The Perfect Enemy | First-wave COVID patients had much higher risk of death for 18 months
May 20, 2024

First-wave COVID patients had much higher risk of death for 18 months

Within the first 21 days after diagnosis, the risk of all-cause death was 68 to 81 times times higher in COVID-19 patients.

In the first wave of the COVID-19 pandemic, infected UK patients had a significantly elevated risk of cardiovascular disease (CVD) for at least 18 months, suggests a study of nearly 160,000 people published today in Cardiovascular Research.

University of Hong Kong researchers followed 7,584 patients listed in the UK Biobank who tested positive for COVID-19 from Mar 16 to Nov 30, 2020, before vaccines were available, for up to 18 months. Their outcomes were compared with those of randomly matched, uninfected controls from two groups: a contemporary cohort from Mar 16 to Nov 30, 2020, and a historical cohort from the same period in 2018.

The average age in all three groups was 66 years, and the proportions of men and women were nearly equal.

As much as 81 times more likely to die

In the acute phase (first 21 days after diagnosis), compared with the 75,790 contemporary and 75,774 historical controls, COVID-19 was tied to four to five times the risk of CVD (hazard ratios [HRs], 4.3 and 5.0, respectively).
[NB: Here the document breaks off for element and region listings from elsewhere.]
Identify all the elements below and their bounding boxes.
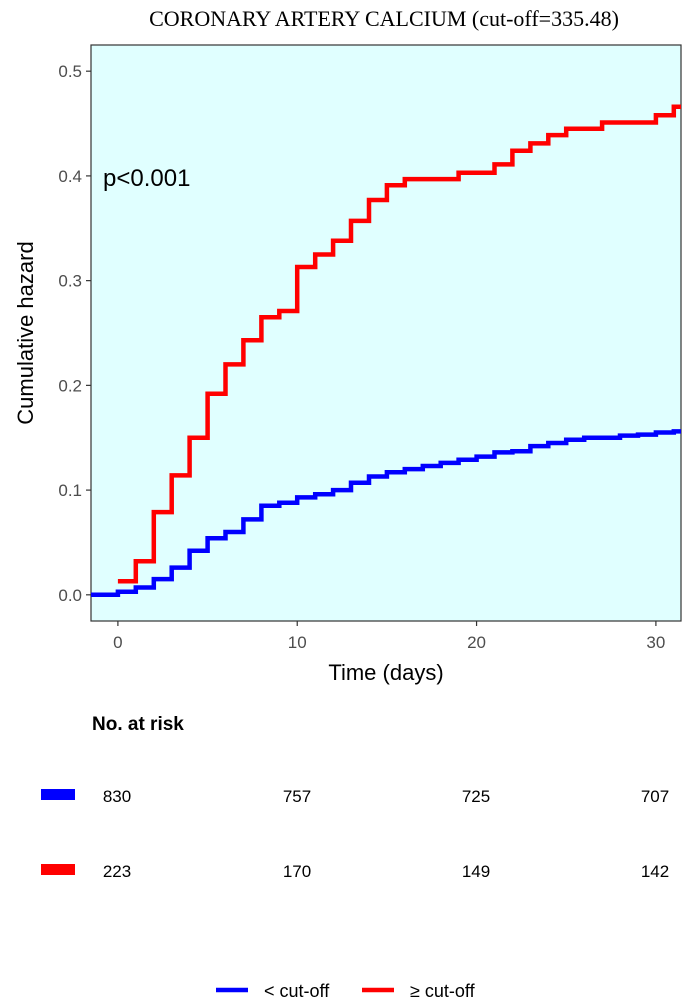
y-axis: 0.0 0.1 0.2 0.3 0.4 0.5: [58, 62, 91, 605]
risk-row-swatch: [41, 864, 75, 875]
y-tick-label: 0.1: [58, 481, 82, 500]
risk-table: 830 757 725 707 223 170 149 142: [41, 787, 669, 881]
risk-count: 757: [283, 787, 311, 806]
series-group: [91, 104, 681, 598]
x-tick-label: 0: [113, 633, 122, 652]
series-line-below-cutoff: [91, 429, 681, 598]
legend: < cut-off ≥ cut-off: [216, 981, 476, 1001]
x-axis-label: Time (days): [328, 660, 443, 685]
risk-count: 725: [462, 787, 490, 806]
y-tick-label: 0.5: [58, 62, 82, 81]
risk-count: 142: [641, 862, 669, 881]
x-tick-label: 10: [288, 633, 307, 652]
risk-count: 149: [462, 862, 490, 881]
y-axis-label: Cumulative hazard: [13, 241, 38, 424]
risk-count: 223: [103, 862, 131, 881]
risk-count: 170: [283, 862, 311, 881]
risk-count: 830: [103, 787, 131, 806]
legend-label: < cut-off: [264, 981, 330, 1001]
x-tick-label: 20: [467, 633, 486, 652]
p-value-annotation: p<0.001: [103, 165, 190, 192]
legend-label: ≥ cut-off: [410, 981, 476, 1001]
risk-row-swatch: [41, 789, 75, 800]
chart-title: CORONARY ARTERY CALCIUM (cut-off=335.48): [149, 6, 619, 31]
y-tick-label: 0.0: [58, 586, 82, 605]
y-tick-label: 0.3: [58, 272, 82, 291]
series-line-above-cutoff: [117, 104, 681, 584]
plot-panel: [90, 44, 682, 622]
y-tick-label: 0.2: [58, 376, 82, 395]
y-tick-label: 0.4: [58, 167, 82, 186]
x-axis: 0 10 20 30: [113, 621, 665, 652]
risk-table-title: No. at risk: [92, 714, 184, 735]
risk-count: 707: [641, 787, 669, 806]
x-tick-label: 30: [646, 633, 665, 652]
In the same period, the risk of all-cause death was 81 times and nearly 68 times higher in COVID-19 patients (HRs, 81.1 and 67.5, respectively).
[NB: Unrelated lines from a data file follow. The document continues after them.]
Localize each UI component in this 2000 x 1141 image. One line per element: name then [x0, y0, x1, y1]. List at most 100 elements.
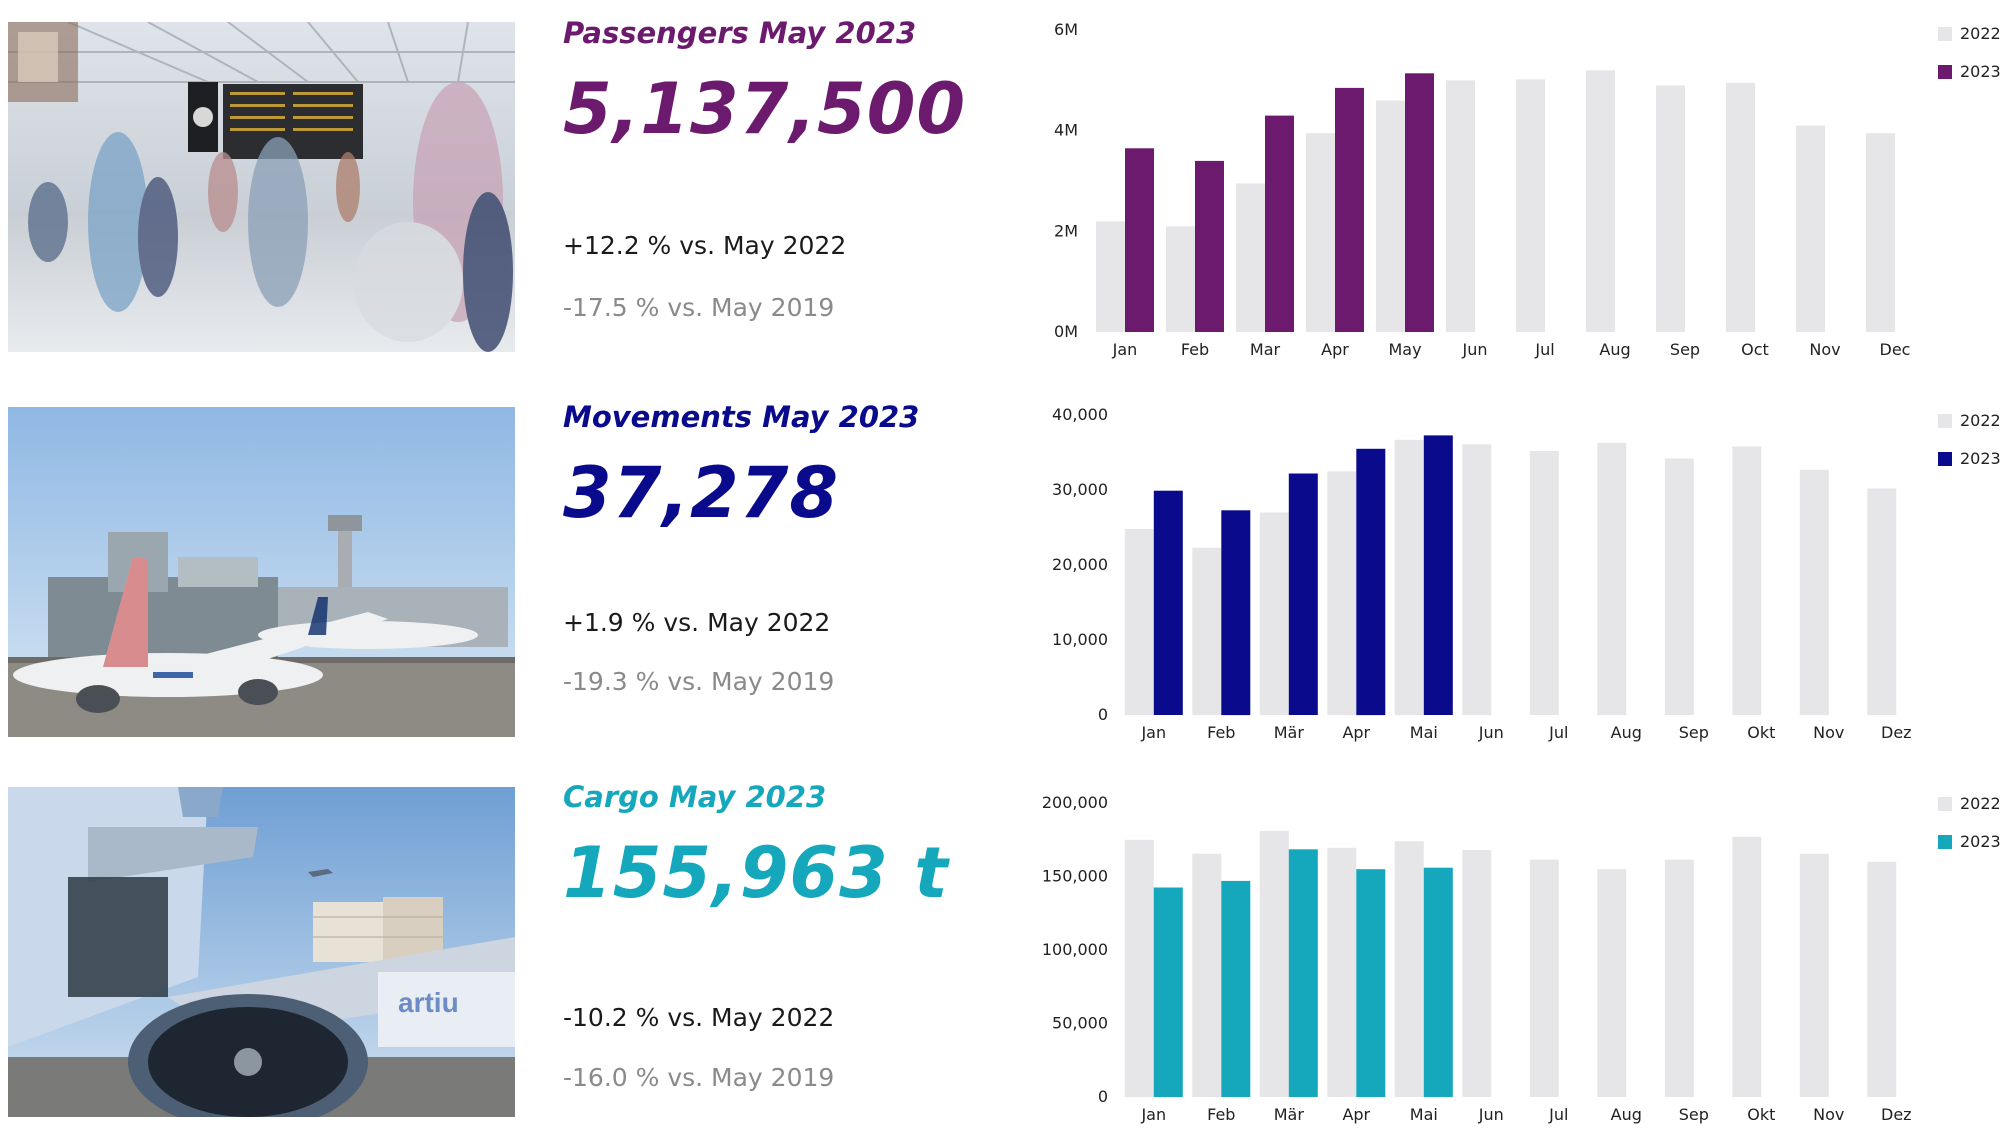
cargo-bar-2022-Mär: [1259, 830, 1289, 1097]
passengers-xtick-label: Dec: [1880, 340, 1911, 359]
passengers-bar-2023-Mar: [1265, 115, 1294, 332]
cargo-bar-2023-Jan: [1153, 887, 1183, 1097]
movements-xtick-label: Mai: [1410, 723, 1438, 742]
cargo-bar-2023-Feb: [1221, 880, 1251, 1097]
passengers-xtick-label: Jan: [1112, 340, 1138, 359]
passengers-bar-2022-Jan: [1096, 221, 1125, 332]
passengers-ytick-label: 0M: [1054, 322, 1078, 341]
cargo-xtick-label: Nov: [1813, 1105, 1844, 1124]
cargo-value: 155,963 t: [563, 832, 949, 914]
passengers-xtick-label: Feb: [1181, 340, 1209, 359]
movements-xtick-label: Jun: [1478, 723, 1504, 742]
cargo-kpi: Cargo May 2023 155,963 t -10.2 % vs. May…: [563, 780, 993, 1100]
cargo-legend-label-2023: 2023: [1960, 832, 2000, 851]
cargo-vs-2022: -10.2 % vs. May 2022: [563, 1003, 835, 1032]
cargo-bar-2022-Sep: [1664, 859, 1694, 1097]
movements-xtick-label: Feb: [1207, 723, 1235, 742]
movements-xtick-label: Aug: [1611, 723, 1642, 742]
movements-bar-2022-Dez: [1867, 488, 1897, 715]
movements-xtick-label: Jan: [1140, 723, 1166, 742]
movements-photo: [8, 407, 515, 737]
passengers-ytick-label: 4M: [1054, 121, 1078, 140]
movements-value: 37,278: [563, 452, 840, 534]
passengers-bar-2023-Feb: [1195, 160, 1224, 332]
movements-legend-label-2023: 2023: [1960, 449, 2000, 468]
passengers-chart: 0M 2M 4M 6M Jan Feb Mar Apr May Jun Jul Aug Sep Oct No…: [1000, 10, 2000, 370]
passengers-bar-2022-Dec: [1866, 133, 1895, 332]
passengers-xtick-label: Jun: [1462, 340, 1488, 359]
cargo-legend-label-2022: 2022: [1960, 794, 2000, 813]
cargo-bar-2022-Jul: [1529, 859, 1559, 1097]
movements-bar-2022-Sep: [1664, 458, 1694, 715]
cargo-photo: artiu: [8, 787, 515, 1117]
movements-bar-2022-Jul: [1529, 451, 1559, 715]
cargo-xtick-label: Mär: [1274, 1105, 1305, 1124]
cargo-legend-swatch-2023: [1938, 835, 1952, 849]
passengers-section: Passengers May 2023 5,137,500 +12.2 % vs…: [0, 0, 2000, 375]
passengers-bar-2022-May: [1376, 100, 1405, 332]
passengers-bar-2022-Apr: [1306, 133, 1335, 332]
cargo-xtick-label: Aug: [1611, 1105, 1642, 1124]
movements-bar-2023-Jan: [1153, 490, 1183, 715]
passengers-vs-2019: -17.5 % vs. May 2019: [563, 293, 835, 322]
movements-xtick-label: Sep: [1679, 723, 1709, 742]
passengers-bar-2023-May: [1405, 73, 1434, 333]
cargo-bar-2022-Jun: [1462, 850, 1492, 1097]
passengers-xtick-label: Oct: [1741, 340, 1769, 359]
passengers-legend-swatch-2023: [1938, 65, 1952, 79]
cargo-bar-2022-Nov: [1799, 853, 1829, 1097]
movements-section: Movements May 2023 37,278 +1.9 % vs. May…: [0, 380, 2000, 755]
cargo-bar-2023-Mär: [1288, 849, 1318, 1097]
movements-legend-swatch-2022: [1938, 414, 1952, 428]
cargo-title: Cargo May 2023: [563, 780, 827, 814]
cargo-ytick-label: 100,000: [1042, 940, 1108, 959]
passengers-bar-2022-Oct: [1726, 82, 1755, 332]
cargo-xtick-label: Feb: [1207, 1105, 1235, 1124]
cargo-bar-2022-Apr: [1327, 847, 1357, 1097]
passengers-title: Passengers May 2023: [563, 16, 917, 50]
movements-bar-2023-Feb: [1221, 510, 1251, 716]
movements-vs-2019: -19.3 % vs. May 2019: [563, 667, 835, 696]
passengers-bar-2022-Jul: [1516, 79, 1545, 332]
movements-xtick-label: Dez: [1881, 723, 1912, 742]
movements-xtick-label: Okt: [1747, 723, 1775, 742]
passengers-bar-2022-Mar: [1236, 183, 1265, 332]
cargo-bar-2022-Dez: [1867, 861, 1897, 1097]
movements-bar-2023-Mai: [1423, 435, 1453, 715]
movements-bar-2022-Mär: [1259, 512, 1289, 715]
movements-bar-2022-Nov: [1799, 469, 1829, 716]
cargo-xtick-label: Apr: [1342, 1105, 1370, 1124]
movements-bar-2023-Mär: [1288, 473, 1318, 715]
cargo-ytick-label: 0: [1098, 1087, 1108, 1106]
movements-bar-2022-Mai: [1394, 439, 1424, 716]
cargo-ytick-label: 200,000: [1042, 793, 1108, 812]
cargo-chart: 0 50,000 100,000 150,000 200,000 Jan Feb Mär Apr…: [1000, 765, 2000, 1141]
movements-legend-swatch-2023: [1938, 452, 1952, 466]
movements-bar-2022-Okt: [1732, 446, 1762, 715]
cargo-xtick-label: Mai: [1410, 1105, 1438, 1124]
movements-chart: 0 10,000 20,000 30,000 40,000 Jan Feb Mär Apr Mai…: [1000, 385, 2000, 755]
passengers-xtick-label: Aug: [1599, 340, 1630, 359]
cargo-xtick-label: Jul: [1548, 1105, 1568, 1124]
movements-legend-label-2022: 2022: [1960, 411, 2000, 430]
movements-ytick-label: 40,000: [1052, 405, 1108, 424]
passengers-bar-2022-Jun: [1446, 80, 1475, 332]
passengers-value: 5,137,500: [563, 68, 967, 150]
passengers-photo: [8, 22, 515, 352]
movements-ytick-label: 30,000: [1052, 480, 1108, 499]
passengers-xtick-label: Nov: [1809, 340, 1840, 359]
cargo-vs-2019: -16.0 % vs. May 2019: [563, 1063, 835, 1092]
movements-bar-2022-Apr: [1327, 471, 1357, 716]
passengers-bar-2022-Nov: [1796, 125, 1825, 332]
passengers-kpi: Passengers May 2023 5,137,500 +12.2 % vs…: [563, 16, 993, 336]
cargo-ytick-label: 150,000: [1042, 867, 1108, 886]
cargo-bar-2023-Mai: [1423, 867, 1453, 1097]
movements-vs-2022: +1.9 % vs. May 2022: [563, 608, 831, 637]
movements-bar-2022-Jun: [1462, 444, 1492, 716]
movements-bar-2022-Aug: [1597, 442, 1627, 716]
movements-kpi: Movements May 2023 37,278 +1.9 % vs. May…: [563, 400, 993, 720]
passengers-xtick-label: Jul: [1534, 340, 1554, 359]
movements-xtick-label: Nov: [1813, 723, 1844, 742]
svg-text:artiu: artiu: [398, 987, 459, 1018]
cargo-legend-swatch-2022: [1938, 797, 1952, 811]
In the post-acute phase (up to 18 months), COVID-19 patients remained at a significantly higher risk of CVD (HRs, 1.4 and 1.3 relative to the 71,296 contemporary and 71,314 historical controls, respectively) and of all-cause death (HRs, 5.0 and 4.5, respectively). COVID-19 patients with severe disease were more likely to experience major CVD or die than those with milder illness.

“The findings indicate that patients with COVID-19 should be monitored for at least a year after recovering from the acute illness to diagnose cardiovascular complications of the infection, which form part of long COVID,” senior author Ian C. K. Wong, PhD, said in a European Society of Cardiology press release.

Wong added that the historical control group was included to rule out the consequences of disrupted healthcare services after the pandemic began, which led to poorer health and higher death rates even in uninfected people.